Si vous répondez « un sur dix », les données disponibles vous sembleront peut-être bien trop peu convaincantes.

Si votre réponse est « une sur mille », vous pourriez estimer que le fait de conserver cette option se justifie déjà.

Vous pouvez vérifier la conclusion à la lumière de plusieurs hypothèses plutôt que d'en choisir une seule.

Et si la réussite technique avait plus de chances de se concrétiser que la pérennité institutionnelle ? Et si la qualité de la conservation variait considérablement selon les circonstances ?

Et si la résurrection était possible, mais qu'elle prenait des siècles ? Et si la personne du futur n'avait qu'une continuité partielle avec vous, plutôt qu'une continuité totale ?

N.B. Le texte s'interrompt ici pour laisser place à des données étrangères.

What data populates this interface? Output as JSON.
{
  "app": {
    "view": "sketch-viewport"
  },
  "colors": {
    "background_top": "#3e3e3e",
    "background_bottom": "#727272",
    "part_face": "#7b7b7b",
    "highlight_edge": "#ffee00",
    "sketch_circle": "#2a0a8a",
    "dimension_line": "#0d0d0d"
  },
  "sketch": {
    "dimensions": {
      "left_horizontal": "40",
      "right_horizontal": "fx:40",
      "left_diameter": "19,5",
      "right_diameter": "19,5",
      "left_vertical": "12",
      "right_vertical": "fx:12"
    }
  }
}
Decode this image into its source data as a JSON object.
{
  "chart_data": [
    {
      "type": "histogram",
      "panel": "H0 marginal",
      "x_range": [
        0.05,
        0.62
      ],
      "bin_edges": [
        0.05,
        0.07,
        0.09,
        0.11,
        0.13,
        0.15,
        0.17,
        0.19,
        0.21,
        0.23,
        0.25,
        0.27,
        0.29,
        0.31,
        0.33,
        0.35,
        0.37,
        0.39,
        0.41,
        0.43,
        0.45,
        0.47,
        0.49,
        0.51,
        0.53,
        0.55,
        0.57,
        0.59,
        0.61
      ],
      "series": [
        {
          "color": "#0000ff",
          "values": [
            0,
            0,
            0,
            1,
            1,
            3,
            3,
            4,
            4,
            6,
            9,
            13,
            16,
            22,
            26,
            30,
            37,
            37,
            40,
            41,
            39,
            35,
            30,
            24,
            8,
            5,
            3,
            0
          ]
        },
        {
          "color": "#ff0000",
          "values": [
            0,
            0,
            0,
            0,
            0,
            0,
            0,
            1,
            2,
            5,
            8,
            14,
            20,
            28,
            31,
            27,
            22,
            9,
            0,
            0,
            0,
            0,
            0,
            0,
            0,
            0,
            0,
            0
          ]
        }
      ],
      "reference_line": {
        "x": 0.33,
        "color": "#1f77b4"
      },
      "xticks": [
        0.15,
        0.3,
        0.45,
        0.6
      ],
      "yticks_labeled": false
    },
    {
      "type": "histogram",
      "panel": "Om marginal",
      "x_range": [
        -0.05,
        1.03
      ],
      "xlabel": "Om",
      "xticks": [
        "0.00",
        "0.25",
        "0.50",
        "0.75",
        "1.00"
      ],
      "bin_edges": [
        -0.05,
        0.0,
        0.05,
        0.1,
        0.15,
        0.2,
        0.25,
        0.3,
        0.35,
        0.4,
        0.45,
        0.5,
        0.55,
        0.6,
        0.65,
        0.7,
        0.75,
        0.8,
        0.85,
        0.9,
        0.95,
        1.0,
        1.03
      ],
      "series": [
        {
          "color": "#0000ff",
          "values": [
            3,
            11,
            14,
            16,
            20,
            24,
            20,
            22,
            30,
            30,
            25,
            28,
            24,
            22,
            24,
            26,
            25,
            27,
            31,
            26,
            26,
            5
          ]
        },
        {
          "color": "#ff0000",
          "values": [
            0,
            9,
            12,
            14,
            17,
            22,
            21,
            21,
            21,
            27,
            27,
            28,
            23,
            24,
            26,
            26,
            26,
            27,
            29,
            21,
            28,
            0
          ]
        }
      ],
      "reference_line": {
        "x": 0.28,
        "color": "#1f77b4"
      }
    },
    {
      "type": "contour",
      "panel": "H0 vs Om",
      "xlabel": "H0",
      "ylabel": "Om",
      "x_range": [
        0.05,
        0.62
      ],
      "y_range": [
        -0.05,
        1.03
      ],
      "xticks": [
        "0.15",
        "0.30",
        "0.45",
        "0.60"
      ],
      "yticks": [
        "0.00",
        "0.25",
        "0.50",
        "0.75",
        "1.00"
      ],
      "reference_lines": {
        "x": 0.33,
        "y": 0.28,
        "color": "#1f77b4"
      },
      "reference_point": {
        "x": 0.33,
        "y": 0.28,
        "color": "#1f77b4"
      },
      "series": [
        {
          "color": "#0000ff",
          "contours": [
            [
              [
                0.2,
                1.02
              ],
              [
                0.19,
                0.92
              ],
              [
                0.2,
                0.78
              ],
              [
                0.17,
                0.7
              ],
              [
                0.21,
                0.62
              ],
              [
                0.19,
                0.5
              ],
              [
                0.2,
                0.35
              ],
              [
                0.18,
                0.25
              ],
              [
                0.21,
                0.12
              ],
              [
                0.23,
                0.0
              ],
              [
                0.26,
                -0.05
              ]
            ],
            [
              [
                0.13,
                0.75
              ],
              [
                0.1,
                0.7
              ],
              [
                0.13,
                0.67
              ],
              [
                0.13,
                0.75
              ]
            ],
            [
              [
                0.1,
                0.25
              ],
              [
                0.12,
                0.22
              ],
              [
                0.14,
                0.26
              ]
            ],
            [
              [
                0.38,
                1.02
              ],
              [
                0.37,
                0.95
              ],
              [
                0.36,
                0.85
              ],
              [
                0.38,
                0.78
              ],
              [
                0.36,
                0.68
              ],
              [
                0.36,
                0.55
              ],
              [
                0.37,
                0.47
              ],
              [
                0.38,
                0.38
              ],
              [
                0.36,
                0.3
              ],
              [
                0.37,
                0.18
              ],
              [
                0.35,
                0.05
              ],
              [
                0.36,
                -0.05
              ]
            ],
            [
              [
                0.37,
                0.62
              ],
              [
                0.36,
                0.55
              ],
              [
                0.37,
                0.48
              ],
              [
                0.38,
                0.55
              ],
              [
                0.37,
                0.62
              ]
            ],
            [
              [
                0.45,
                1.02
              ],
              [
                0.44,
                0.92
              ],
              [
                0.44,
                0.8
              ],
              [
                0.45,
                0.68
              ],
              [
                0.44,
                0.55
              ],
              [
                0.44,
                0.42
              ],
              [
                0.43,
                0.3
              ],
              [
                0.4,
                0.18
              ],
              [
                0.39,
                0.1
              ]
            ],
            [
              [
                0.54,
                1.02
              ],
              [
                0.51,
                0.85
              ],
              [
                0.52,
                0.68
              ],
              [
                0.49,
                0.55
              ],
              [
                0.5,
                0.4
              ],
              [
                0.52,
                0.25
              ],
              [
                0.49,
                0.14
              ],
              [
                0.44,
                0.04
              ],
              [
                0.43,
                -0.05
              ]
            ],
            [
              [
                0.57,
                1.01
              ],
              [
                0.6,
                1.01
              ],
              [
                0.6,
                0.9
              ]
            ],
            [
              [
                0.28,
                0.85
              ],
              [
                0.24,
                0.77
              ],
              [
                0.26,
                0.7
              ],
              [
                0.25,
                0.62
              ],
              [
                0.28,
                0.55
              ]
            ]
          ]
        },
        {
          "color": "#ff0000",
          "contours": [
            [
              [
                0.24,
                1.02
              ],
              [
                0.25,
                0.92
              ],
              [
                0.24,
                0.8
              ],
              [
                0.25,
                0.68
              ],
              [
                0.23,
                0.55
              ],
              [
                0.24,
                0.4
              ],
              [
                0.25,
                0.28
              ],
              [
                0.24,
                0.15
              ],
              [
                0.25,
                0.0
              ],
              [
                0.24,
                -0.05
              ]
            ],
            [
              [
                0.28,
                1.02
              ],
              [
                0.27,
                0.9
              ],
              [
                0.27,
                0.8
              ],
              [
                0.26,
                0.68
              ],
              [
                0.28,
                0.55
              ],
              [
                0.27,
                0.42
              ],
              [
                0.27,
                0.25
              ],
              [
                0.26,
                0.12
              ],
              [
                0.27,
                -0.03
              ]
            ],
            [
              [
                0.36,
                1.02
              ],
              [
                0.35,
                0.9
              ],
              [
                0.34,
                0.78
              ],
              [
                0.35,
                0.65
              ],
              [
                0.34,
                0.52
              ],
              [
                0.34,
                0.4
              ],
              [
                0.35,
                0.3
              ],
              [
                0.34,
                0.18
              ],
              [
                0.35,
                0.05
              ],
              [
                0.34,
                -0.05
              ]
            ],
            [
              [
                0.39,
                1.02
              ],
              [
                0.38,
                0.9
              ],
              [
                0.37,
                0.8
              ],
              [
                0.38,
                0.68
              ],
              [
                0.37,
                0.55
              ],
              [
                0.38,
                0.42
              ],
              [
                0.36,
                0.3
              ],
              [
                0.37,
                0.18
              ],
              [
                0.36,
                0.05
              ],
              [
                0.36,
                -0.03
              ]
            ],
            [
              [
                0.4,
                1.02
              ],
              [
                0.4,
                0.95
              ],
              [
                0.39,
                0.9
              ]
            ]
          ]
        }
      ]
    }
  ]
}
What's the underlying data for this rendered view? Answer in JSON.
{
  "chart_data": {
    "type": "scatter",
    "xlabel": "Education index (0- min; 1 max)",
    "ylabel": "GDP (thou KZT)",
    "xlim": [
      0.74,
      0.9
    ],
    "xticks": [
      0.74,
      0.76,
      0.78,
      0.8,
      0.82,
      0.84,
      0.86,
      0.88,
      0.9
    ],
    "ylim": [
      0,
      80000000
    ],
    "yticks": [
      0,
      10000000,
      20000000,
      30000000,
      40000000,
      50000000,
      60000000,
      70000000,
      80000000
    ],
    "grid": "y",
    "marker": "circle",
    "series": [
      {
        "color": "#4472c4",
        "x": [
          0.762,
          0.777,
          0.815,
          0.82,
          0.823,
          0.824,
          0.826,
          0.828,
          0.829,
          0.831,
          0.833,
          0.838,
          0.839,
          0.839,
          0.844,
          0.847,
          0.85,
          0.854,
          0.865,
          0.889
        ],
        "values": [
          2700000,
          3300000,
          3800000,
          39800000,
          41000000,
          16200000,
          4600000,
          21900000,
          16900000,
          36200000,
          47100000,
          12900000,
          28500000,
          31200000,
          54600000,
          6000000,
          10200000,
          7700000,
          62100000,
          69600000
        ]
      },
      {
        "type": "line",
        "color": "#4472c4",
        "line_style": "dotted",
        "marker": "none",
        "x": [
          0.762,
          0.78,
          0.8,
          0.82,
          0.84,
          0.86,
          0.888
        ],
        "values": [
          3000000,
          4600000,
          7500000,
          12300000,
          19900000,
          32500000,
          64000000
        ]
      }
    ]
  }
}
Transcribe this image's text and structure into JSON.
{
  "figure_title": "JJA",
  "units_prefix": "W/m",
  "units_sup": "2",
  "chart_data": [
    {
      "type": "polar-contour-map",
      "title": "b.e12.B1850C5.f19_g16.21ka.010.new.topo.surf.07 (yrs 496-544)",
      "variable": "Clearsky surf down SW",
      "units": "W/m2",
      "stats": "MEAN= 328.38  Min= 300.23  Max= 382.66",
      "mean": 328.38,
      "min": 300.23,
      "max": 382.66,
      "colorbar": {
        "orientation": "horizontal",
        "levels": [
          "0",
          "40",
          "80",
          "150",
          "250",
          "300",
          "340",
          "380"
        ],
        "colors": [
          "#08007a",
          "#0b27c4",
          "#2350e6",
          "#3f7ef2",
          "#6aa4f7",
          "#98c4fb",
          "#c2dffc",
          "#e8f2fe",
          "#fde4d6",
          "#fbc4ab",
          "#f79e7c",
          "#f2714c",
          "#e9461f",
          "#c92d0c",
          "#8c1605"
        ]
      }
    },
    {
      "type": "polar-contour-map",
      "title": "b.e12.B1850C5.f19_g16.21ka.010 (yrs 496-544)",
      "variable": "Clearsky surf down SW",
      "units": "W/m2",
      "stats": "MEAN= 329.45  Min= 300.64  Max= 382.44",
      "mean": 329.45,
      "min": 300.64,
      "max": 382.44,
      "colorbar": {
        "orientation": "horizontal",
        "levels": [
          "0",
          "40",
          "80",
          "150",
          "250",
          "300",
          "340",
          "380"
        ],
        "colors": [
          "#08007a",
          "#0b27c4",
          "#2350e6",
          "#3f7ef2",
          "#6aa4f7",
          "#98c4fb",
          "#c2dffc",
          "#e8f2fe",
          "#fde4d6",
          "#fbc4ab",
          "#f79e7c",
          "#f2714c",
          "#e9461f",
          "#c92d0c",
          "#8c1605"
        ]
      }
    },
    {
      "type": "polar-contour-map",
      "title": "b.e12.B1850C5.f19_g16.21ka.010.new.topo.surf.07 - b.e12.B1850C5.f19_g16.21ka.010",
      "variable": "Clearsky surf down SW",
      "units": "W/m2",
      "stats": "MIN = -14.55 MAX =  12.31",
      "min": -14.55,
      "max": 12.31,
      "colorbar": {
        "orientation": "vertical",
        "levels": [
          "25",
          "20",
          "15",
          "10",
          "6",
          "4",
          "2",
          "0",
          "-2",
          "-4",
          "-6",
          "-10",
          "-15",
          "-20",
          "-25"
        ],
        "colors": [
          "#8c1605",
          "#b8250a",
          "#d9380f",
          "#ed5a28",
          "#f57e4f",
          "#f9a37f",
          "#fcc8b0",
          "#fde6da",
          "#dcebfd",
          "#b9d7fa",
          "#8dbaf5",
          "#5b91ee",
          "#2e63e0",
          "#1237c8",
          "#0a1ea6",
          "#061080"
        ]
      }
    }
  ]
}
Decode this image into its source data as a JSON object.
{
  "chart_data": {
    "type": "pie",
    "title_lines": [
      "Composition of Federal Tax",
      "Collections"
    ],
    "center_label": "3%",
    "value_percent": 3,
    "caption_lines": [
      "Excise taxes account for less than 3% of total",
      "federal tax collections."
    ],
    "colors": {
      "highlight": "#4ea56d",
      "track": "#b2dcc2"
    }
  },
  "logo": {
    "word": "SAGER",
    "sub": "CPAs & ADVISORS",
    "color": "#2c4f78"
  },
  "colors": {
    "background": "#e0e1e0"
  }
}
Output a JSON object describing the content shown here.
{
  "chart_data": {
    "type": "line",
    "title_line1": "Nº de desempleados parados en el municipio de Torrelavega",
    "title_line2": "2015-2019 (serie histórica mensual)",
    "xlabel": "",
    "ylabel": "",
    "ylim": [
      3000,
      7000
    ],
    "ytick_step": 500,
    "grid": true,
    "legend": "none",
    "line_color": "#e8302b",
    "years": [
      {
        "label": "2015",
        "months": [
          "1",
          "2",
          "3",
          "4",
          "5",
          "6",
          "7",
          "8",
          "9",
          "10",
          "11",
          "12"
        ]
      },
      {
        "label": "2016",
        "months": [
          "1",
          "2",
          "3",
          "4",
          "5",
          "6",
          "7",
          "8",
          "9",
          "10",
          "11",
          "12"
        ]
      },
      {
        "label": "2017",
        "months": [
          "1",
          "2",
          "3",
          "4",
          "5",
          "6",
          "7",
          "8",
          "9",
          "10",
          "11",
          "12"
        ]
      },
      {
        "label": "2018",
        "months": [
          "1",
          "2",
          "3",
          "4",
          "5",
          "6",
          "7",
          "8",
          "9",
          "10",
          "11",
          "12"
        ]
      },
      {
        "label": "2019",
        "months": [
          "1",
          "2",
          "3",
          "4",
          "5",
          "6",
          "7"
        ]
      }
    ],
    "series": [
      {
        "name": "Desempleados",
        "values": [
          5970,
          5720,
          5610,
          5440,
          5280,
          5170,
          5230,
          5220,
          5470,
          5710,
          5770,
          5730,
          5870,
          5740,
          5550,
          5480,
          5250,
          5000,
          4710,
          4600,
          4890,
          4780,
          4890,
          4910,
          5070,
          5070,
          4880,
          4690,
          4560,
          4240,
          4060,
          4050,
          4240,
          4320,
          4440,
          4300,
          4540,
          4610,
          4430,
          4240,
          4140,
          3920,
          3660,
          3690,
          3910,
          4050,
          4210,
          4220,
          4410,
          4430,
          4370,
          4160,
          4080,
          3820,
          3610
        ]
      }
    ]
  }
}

Une décision solide ne devrait pas s'effondrer lorsqu'une hypothèse optimiste est révisée à la baisse.

Il devrait également changer lorsque le prix change.

Vous pouvez effectuer le même test en adoptant une approche pessimiste.

Si chaque valeur d'entrée incertaine est discrètement arrondie à zéro, l'exercice a alors trouvé sa conclusion.

Une incertitude profonde justifie la prudence. Elle ne fait pas pour autant de l’impossibilité l’estimation neutre.

Cette méthode ne permettra pas d'obtenir une réponse objective. Elle montre de quoi dépend votre réponse.

C'est utile, car cela permet de réexaminer les dépendances.

Les coûts des assurances évoluent. Les procédures s'améliorent. Les institutions publient davantage de données. Les responsabilités individuelles changent.

Une décision prise dans un contexte d’incertitude ne doit pas nécessairement être une profession de foi pour la vie.

Il peut s'agir d'un plan élaboré à partir des valeurs actuelles et révisé lorsque les données d'entrée évoluent.

Zero ferme toutes ses succursales

Le point fort de l'argument initial demeure.

L'inhumation et la crémation rendent impossible toute récupération biologique ultérieure, car elles détruisent ou entraînent la perte de la structure nécessaire à une telle tentative.

La cryoconservation ne garantit pas que la structure soit suffisante, que les institutions perdurent ni que des mesures correctives soient prises.

Elle refuse d'opter pour une destruction certaine alors qu'il est encore possible de tenter une autre solution.

Si cette tentative échoue, le résultat final ne sera peut-être pas meilleur.

Si cela réussit, cette différence recèle tout ce que la vie qui se poursuit pourrait receler.

C'est cette asymétrie qui explique pourquoi une probabilité très faible peut avoir une telle importance.

C’est aussi pour cette raison qu’aucun prestataire ne devrait inventer un pourcentage pour donner l'impression que le dossier est plus simple.

Il n'est pas nécessaire d'avoir un chiffre précis pour savoir que le zéro et la possibilité appartiennent à des catégories différentes.

Il faut faire preuve d'honnêteté en ce qui concerne les coûts, les données probantes et la définition même de la « réussite ».

La question n'est pas : « Est-ce que je crois le 1 % ? »

La question est la suivante : « Jusqu’où suis-je prêt à aller aujourd’hui pour éviter que mes chances futures ne tombent exactement à zéro ? »

En bref : Une chance de 1 % vaut infiniment mieux que 0 %, car zéro met fin à tout avenir. La cryogénisation n’offre aucune probabilité mesurable de résurrection ; vous devez donc décider si une chance inconnue vaut son coût actuel.